Abstract

The copper(II) coordination chemistry of westiellamide (H(3)L(wa)), as well as of three synthetic analogues with an [18]azacrown-6 macrocyclic structure but with three imidazole (H(3)L(1)), oxazole (H(3)L(2)), and thiazole (H(3)L(3)) rings instead of oxazoline, is reported. As in the larger patellamide rings, the N(heterocycle)-N(peptide)-N(heterocycle) binding site is highly preorganized for copper(II) coordination. In contrast to earlier reports, the macrocyclic peptides have been found to form stable mono- and dinuclear copper(II) complexes. The coordination of copper(II) has been monitored by high-resolution electrospray mass spectrometry (ESI-MS), spectrophotometric and polarimetric titrations, and EPR and IR spectroscopies, and the structural assignments have been supported by time-dependent studies (UV/Vis/NIR, ESI-MS, and EPR) of the complexation reaction of copper(II) with H(3)L(1). Density functional theory (DFT) calculations have been used to model the structures of the copper(II) complexes on the basis of their spectroscopic data.
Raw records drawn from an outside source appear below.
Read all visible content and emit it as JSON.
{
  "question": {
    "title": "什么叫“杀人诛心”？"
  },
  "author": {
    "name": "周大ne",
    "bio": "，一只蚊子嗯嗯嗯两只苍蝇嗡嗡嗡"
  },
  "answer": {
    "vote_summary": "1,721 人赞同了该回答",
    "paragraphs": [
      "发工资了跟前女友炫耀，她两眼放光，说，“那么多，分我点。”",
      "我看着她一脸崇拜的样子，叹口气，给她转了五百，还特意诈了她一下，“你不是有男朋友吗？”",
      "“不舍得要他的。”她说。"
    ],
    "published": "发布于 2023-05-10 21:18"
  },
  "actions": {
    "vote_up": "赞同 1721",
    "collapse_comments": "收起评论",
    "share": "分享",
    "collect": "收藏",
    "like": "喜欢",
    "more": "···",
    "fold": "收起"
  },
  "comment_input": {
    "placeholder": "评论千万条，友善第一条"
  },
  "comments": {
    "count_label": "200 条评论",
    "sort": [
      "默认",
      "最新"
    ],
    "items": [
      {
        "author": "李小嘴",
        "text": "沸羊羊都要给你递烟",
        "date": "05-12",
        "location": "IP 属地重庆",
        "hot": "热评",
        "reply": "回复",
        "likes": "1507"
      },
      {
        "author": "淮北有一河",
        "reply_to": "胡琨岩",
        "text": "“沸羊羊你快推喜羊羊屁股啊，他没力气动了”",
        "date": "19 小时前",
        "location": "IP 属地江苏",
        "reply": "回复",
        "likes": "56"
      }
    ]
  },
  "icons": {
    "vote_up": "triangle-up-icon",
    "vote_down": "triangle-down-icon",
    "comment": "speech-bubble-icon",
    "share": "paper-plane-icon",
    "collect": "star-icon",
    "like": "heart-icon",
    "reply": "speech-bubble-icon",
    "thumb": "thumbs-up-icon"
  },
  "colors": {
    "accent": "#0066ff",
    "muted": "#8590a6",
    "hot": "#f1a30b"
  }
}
The copper(II) ion has a distorted square-pyramidal geometry with one or two coordinated solvent molecules (CH(3)OH) in the mononuclear copper(II) cyclic peptide complexes, but the coordination sphere in [Cu(H(2)L(wa))(OHCH(3))](+) differs from those in the synthetic analogues, [Cu(H(2)L)(OHCH(3))(2)](+) (L = L(1), L(2), L(3)). Dinuclear copper(II) complexes ([Cu(II) (2)(HL)(mu-X)](+); X = OCH(3), OH; L = L(1), L(2), L(3), L(wa)) are observed in the mass spectra. While a dipole-dipole coupled EPR spectrum is observed for the dinuclear copper(II) complex of H(3)L(3), the corresponding complexes with H(3)L (L = L(1), L(2), L(wa)) are EPR-silent. This may be explained in terms of strong antiferromagnetic coupling (H(3)L(1)) and/or a low concentration of the dicopper(II) complexes (H(3)L(wa), H(3)L(2)), in agreement with the mass spectrometric observations.